Um den Imageschaden zu begrenzen, wurde Major Pricilla de Oliveira Azevedo
mit der Leitung der UPP in Rocinha beauftragt. Vor fünf Jahren war sie die
erste UPP-Kommandantin, in der Favela Santa Marta. Major Pricilla, klein,
die langen Haare zurückgekämmt, ist das Aushängeschild der
Befriedungsstrategie, bürgernah, offen. Frauen bei der Polizei sind in
Brasilien keine Seltenheit, eine dunkelhäutige Kommandantin schon.
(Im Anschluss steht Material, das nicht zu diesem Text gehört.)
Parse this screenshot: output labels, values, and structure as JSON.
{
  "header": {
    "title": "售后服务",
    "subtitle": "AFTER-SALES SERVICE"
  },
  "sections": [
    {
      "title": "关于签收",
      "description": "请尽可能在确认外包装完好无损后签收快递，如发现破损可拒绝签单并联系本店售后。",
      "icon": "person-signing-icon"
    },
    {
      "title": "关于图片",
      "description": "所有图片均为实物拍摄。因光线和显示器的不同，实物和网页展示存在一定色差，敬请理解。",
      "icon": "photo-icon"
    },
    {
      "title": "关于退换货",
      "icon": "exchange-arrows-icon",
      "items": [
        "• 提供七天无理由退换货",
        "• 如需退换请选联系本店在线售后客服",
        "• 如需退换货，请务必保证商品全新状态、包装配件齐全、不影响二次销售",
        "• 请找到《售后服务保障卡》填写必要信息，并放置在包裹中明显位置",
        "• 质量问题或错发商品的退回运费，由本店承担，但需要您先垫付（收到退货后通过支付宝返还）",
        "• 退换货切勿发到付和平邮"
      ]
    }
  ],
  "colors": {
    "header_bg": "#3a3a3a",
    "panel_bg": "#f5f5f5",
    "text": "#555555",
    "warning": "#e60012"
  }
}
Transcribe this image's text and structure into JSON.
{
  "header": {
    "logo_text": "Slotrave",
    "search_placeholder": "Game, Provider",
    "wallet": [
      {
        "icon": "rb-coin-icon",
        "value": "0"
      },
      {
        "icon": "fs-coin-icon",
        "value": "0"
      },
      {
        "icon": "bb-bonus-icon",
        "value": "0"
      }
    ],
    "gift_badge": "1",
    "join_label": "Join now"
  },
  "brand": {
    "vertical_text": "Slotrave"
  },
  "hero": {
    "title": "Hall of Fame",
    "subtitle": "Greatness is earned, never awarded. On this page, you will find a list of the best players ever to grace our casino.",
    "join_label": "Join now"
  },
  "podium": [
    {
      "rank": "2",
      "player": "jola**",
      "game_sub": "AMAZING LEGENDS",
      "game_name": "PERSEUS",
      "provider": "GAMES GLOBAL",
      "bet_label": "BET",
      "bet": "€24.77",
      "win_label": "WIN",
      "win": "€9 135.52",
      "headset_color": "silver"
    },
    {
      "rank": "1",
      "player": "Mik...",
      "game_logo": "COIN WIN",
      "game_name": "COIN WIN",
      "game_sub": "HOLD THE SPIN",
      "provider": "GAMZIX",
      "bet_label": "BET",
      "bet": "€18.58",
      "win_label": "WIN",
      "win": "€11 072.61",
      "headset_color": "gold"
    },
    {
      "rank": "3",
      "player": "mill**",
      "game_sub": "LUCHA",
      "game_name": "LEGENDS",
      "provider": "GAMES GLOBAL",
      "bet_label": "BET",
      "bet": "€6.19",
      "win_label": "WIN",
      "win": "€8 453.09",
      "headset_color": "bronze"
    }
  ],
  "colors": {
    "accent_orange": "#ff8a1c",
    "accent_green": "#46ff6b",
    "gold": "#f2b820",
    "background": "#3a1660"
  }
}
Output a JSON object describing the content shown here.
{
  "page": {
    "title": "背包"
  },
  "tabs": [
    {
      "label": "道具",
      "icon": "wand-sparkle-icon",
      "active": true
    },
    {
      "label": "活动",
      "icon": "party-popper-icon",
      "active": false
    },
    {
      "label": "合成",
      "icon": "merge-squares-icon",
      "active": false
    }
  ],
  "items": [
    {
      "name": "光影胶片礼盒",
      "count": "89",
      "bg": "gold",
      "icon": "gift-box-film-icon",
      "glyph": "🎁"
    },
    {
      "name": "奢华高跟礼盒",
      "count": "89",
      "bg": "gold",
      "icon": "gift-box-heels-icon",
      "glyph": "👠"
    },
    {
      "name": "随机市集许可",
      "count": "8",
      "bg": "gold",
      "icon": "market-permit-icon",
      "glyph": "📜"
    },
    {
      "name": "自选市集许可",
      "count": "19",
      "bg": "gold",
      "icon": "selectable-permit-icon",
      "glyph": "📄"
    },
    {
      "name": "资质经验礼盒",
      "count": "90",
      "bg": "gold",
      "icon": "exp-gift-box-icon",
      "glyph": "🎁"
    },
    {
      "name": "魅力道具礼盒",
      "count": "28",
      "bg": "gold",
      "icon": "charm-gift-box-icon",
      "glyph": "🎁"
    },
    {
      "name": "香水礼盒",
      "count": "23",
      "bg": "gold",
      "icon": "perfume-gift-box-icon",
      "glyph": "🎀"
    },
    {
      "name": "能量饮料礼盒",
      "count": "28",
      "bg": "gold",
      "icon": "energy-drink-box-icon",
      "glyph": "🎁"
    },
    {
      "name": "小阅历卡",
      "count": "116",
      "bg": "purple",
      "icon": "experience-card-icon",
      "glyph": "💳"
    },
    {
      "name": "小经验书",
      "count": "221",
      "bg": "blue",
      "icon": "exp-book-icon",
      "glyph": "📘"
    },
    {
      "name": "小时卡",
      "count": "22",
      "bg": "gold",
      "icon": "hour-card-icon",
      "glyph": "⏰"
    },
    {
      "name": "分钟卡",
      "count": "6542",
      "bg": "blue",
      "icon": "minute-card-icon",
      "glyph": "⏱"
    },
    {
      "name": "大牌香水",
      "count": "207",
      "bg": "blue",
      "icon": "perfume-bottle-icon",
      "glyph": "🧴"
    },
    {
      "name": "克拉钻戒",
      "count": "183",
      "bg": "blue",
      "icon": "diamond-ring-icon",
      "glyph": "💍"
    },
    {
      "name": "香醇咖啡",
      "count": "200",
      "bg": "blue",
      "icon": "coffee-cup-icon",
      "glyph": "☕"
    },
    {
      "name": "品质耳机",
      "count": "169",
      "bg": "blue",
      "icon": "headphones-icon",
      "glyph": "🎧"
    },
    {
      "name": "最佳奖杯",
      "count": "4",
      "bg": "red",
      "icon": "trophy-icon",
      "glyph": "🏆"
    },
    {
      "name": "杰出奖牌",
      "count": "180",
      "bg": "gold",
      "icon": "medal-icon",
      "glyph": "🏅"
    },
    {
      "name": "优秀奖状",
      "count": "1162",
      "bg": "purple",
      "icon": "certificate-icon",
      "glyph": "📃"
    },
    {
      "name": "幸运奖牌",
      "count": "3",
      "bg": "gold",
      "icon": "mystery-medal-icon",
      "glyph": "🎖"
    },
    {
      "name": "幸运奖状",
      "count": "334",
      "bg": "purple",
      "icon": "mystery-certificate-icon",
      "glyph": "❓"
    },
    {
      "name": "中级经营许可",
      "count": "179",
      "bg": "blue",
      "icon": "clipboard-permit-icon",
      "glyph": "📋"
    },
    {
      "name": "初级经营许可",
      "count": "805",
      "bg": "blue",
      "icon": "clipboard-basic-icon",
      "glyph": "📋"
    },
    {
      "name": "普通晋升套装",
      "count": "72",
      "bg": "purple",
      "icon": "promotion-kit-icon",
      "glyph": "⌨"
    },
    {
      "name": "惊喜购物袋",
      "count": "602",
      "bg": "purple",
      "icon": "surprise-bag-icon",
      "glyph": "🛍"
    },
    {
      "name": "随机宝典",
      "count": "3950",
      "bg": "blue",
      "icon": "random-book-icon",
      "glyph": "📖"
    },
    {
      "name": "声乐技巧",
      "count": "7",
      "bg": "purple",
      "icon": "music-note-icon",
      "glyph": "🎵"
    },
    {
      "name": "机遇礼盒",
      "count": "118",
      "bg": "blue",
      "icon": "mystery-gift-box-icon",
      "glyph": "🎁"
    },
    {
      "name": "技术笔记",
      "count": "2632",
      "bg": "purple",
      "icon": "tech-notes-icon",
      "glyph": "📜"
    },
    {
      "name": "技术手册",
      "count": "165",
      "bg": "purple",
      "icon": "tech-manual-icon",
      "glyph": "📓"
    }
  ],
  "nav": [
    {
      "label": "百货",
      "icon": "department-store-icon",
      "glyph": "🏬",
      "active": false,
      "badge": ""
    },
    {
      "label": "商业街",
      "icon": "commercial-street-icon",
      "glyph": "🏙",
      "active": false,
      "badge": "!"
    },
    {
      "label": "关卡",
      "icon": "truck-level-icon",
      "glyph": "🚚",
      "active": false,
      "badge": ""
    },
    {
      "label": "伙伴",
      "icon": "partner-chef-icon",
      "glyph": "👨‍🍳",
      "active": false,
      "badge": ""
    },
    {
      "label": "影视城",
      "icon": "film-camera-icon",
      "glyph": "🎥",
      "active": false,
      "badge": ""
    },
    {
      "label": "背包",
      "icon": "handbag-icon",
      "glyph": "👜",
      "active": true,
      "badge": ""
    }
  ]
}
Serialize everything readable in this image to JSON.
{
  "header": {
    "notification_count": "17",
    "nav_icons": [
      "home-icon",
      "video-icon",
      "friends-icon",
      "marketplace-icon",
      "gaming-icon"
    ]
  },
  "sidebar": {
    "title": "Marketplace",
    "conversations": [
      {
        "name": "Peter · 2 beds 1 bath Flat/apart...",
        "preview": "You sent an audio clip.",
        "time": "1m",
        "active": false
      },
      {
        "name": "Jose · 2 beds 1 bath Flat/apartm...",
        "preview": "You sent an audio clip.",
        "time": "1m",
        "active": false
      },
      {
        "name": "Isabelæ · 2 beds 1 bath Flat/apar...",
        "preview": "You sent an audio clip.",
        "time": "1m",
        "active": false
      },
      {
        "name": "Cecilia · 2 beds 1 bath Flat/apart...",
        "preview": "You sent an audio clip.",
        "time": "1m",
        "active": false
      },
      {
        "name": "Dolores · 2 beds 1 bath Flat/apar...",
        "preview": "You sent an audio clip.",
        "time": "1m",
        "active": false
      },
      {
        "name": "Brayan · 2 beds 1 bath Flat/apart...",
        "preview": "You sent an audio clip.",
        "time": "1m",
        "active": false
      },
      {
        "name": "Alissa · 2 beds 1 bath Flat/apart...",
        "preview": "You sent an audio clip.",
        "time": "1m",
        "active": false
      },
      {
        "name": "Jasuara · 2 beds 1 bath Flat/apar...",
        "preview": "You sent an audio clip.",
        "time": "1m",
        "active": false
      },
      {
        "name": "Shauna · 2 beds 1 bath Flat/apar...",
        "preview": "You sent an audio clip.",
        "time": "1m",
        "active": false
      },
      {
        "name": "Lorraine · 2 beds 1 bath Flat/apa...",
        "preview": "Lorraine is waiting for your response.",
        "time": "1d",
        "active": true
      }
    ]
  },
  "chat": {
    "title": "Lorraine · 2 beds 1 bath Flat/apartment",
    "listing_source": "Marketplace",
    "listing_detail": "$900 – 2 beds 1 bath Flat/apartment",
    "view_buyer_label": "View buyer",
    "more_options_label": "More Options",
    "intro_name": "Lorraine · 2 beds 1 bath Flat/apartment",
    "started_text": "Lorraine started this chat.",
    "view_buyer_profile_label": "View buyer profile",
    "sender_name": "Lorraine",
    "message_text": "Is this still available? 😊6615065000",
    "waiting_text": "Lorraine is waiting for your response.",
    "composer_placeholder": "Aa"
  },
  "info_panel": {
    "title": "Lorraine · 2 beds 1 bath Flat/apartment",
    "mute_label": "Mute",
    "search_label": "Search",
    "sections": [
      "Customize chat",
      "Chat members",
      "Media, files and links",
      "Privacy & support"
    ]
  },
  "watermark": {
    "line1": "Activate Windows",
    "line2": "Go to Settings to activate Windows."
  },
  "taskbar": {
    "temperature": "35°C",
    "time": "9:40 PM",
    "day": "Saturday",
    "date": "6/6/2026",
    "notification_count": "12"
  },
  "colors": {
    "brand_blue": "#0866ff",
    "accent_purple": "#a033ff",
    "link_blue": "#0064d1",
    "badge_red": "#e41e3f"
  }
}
„Natürlich steht das, was hier geschehen ist, im Widerspruch zu unserem
Auftrag“, sagt sie. Deswegen werde ermittelt, dass die Sache Konsequenzen
haben werde, verspricht sie. „Aber die Polizisten, mit denen wir arbeiten,
sind nun einmal Menschen. Sie bringen eine Kultur mit, die sich nicht so
einfach ändern lässt.“
## Immer wieder Prügel
Auch Rumba Gabriel erklärt die Probleme mit der Vergangenheit. Die
Geschichte der brasilianischen Polizei sei geprägt von autoritärem
Verhalten, Willkür und Folter. „Nur wer sie nicht kennt oder ignoriert,
sieht die UPPs als Hoffnungsträger. Warum sonst“, fragt er weiter, „sind
sie immer noch schwer bewaffnet, wenn doch der angebliche Gegner entwaffnet
und vertrieben wurde?“
Gerade stattet Rossino de Castro Diniz, Präsident der stadtweiten
Favela-Organisation Faferj, dem Stadtteilkomitee von Jacarezinho einen
Besuch ab. Er kennt die Problematik aus anderen Favelas. „Sie nehmen ohne
Grund Leute fest, durchsuchen Häuser ohne Durchsuchungsbefehl. Immer wieder
verprügeln UPP-Beamte Bewohner“, berichtet er. Zwei Menschen seien vor
kurzem in Jacarezinho erschossen worden. Diniz’ Fazit: „Die Willkür der
Polizisten ist nicht viel besser als vorher die Herrschaft der Banden.“
## So vieles fehlt
Der Arbeiter Eduardo zuckt mit den Schultern. Zu Mittag isst er Bohnen und
Reis, etwas Salat, dazu ein Stück durchgebratenes Fleisch. Das grelle Licht
der Neonröhren wird von den weißen Bodenkacheln des kleinen Restaurants
reflektiert. Dass wenige Tische weiter vier UPP-Soldaten speisen, stört ihn
nicht. „Mich haben sie bisher in Ruhe gelassen.“ Eduardo, der Rumba Gabriel
seit klein auf kennt, geht seiner Arbeit nach, hält sich von den Ecken
fern, wo gedealt wird. „Drogen gibt es hier immer noch“, sagt Eduardo, aber
weniger offensichtlich. Seit 40 Jahren lebt er in Jacarezinho, er ist arm,
aber nicht unzufrieden. Er versteht nicht, warum die Menschen kriminell
werden. Oft seien es Kids, die sich schicke Turnschuhe kaufen wollten.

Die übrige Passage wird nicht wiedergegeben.